All of this lends credence to those on the left, who are stoking fears that
the real agenda of the Christian right is theocracy, and that the ultimate
stakes in the endless bickering between the two parties isn't policy but the fate
of democracy itself.
Though religious minorities such as the Jews have legitimate fears about
preserving their rights, the drumbeat of incitement alleging that mainstream
religious conservatives want to destroy all our constitutional freedoms is partisan
hype, not reality.
The truth is, for all of their election victories, the so-called "morality
voters" who are thought to have re-elected Bush and the Republican Congress are
losing the culture wars.
Turn anywhere, and you can readily see that it is liberal secularism that's
winning. Look at the content of television and movies, at the court decisions
on issues like gay marriage, and what you see is a religious right that's
steadily losing ground, not gaining it.
As much as liberal and secular Jews fear that their status as equal citizens
would be jeopardized by the triumph of religious conservatives, religious
conservatives view the world very differently.
They see their values being marginalized. And even though they can still
claim a majority on such issues as gay marriage, they know the culture is changing
to the point where even the expression of opposition to this measure is
starting to be viewed as bigotry that doesn't deserve the protection of the law.
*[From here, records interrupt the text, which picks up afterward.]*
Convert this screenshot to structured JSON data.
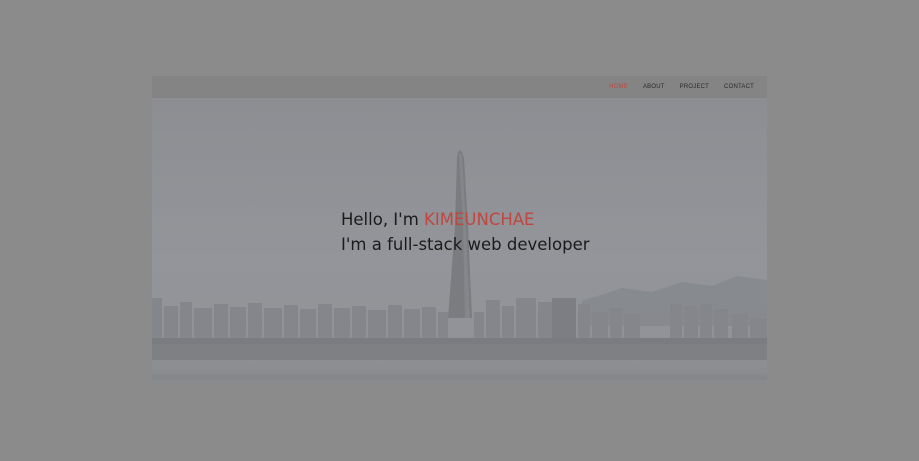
{
  "nav": {
    "items": [
      {
        "label": "HOME",
        "active": true
      },
      {
        "label": "ABOUT",
        "active": false
      },
      {
        "label": "PROJECT",
        "active": false
      },
      {
        "label": "CONTACT",
        "active": false
      }
    ]
  },
  "hero": {
    "greeting_prefix": "Hello, I'm",
    "name": "KIMEUNCHAE",
    "tagline": "I'm a full-stack web developer"
  },
  "colors": {
    "accent": "#c0463f",
    "overlay": "#8b8b8b"
  }
}
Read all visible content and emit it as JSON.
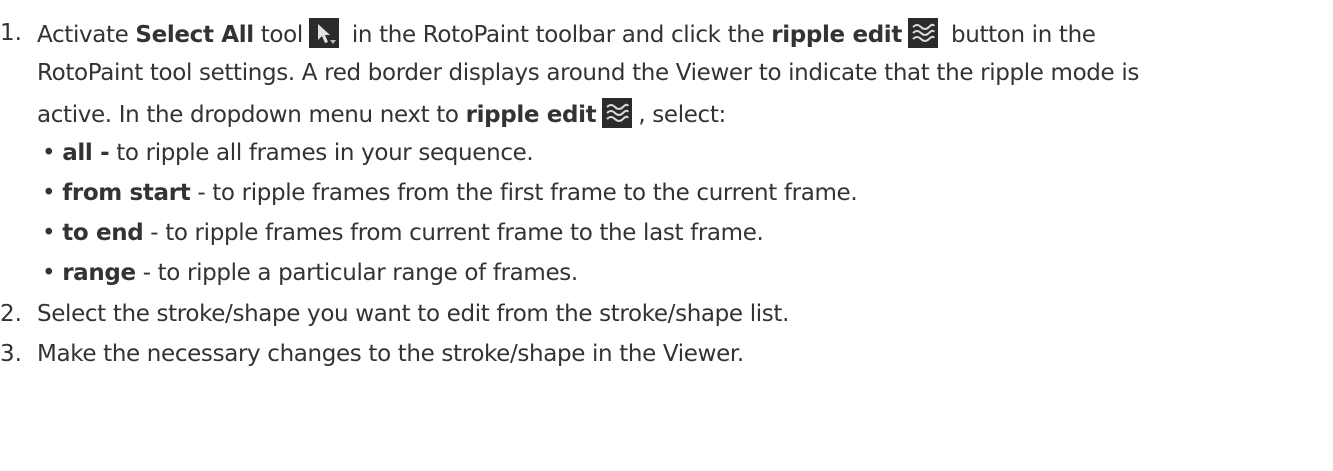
{
  "steps": [
    {
      "number": "1.",
      "part_a": "Activate ",
      "select_all": "Select All",
      "part_b": " tool",
      "part_c": " in the RotoPaint toolbar and click the ",
      "ripple_edit": "ripple edit",
      "part_d": " button in the",
      "line2": "RotoPaint tool settings. A red border displays around the Viewer to indicate that the ripple mode is",
      "line3_a": "active. In the dropdown menu next to ",
      "line3_ripple_edit": "ripple edit",
      "line3_b": ", select:",
      "options": [
        {
          "bullet": "•",
          "label": "all -",
          "desc": " to ripple all frames in your sequence."
        },
        {
          "bullet": "•",
          "label": "from start",
          "desc": " - to ripple frames from the first frame to the current frame."
        },
        {
          "bullet": "•",
          "label": "to end",
          "desc": " - to ripple frames from current frame to the last frame."
        },
        {
          "bullet": "•",
          "label": "range",
          "desc": " - to ripple a particular range of frames."
        }
      ]
    },
    {
      "number": "2.",
      "text": "Select the stroke/shape you want to edit from the stroke/shape list."
    },
    {
      "number": "3.",
      "text": "Make the necessary changes to the stroke/shape in the Viewer."
    }
  ],
  "icons": {
    "select_all": "select-all-arrow-icon",
    "ripple_edit": "ripple-edit-waves-icon"
  },
  "colors": {
    "text": "#333333",
    "icon_bg": "#2b2b2b",
    "icon_fg": "#d8d8d8"
  }
}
The point about the rise of the religious right is that it has been a purely
reactive movement engendered by liberal victories in the courtrooms rather
than at the ballot boxes. And so, while many of us are still thankful that the
courts have, for example, outlawed mandatory sectarian prayers in public
schools, we should not be surprised when those who disagree on this or other issues
seek redress through free speech and the election of like-minded candidates to
office. They are no more theocrats than all liberals are socialists.
The problem is that neither the left nor the right encounter each other much
anymore, except on TV talk-show screaming matches. So right-wingers are free
to wrongly think all liberals are Hollywood idol-worshippers and left-wingers
find it easy to believe their cherished myths that all conservatives are
That's why it is so discouraging to see some in the Jewish community allowing
themselves to be co-opted into this debate as partisan foils.
There is a good deal of hypocrisy here, too, as those on the Jewish left
which is busy trying so far unsuccessfully to mobilize mainstream Jewish
groups to fight against the Republicans claim a religious mandate for their
policy stands on a host of issues while accusing the religious right of
attempting to legislate morality via dictatorship.
What separates religious liberals who claim the Torah mandates one level of
taxation as kosher and that lower rates of spending are, by implication,
immoral from those who claim God wants them to confirm conservative judges?
Nothing, except their belief in the righteousness of their own motives. Both
view themselves as embattled defenders of decency against barbarian hordes.
Self-styled Jewish progressives often speak of themselves as inheriting the
mantle of the prophets, but if they would only listen to their foes, they'd find
them saying the same thing. What both really have in common is the idea that
their opponents are inherently illegitimate.
And this is exactly the ideological dead-end we should avoid. Neither party
as the Republicans are learning benefit from identifying themselves as
primarily a force for religious sectarians. Nor, as the Democrats have learned, do
they benefit from being perceived as the party against religious expression
in the public square.
Faith and values have a legitimate place in our debates. But delegitimizing
those who disagree with us does not.
Yes, this is a serious fight with implications for the future of the
judiciary. But, though it spoils the fun for the rabid partisans to say so, the
republic will survive with or without a filibuster.
We have enough problems sorting out self-righteous Republicans and Democrats.
If our political life must be conducted as an endless Armageddon, let us at
least try not to gratuitously drag our churches or synagogues into it.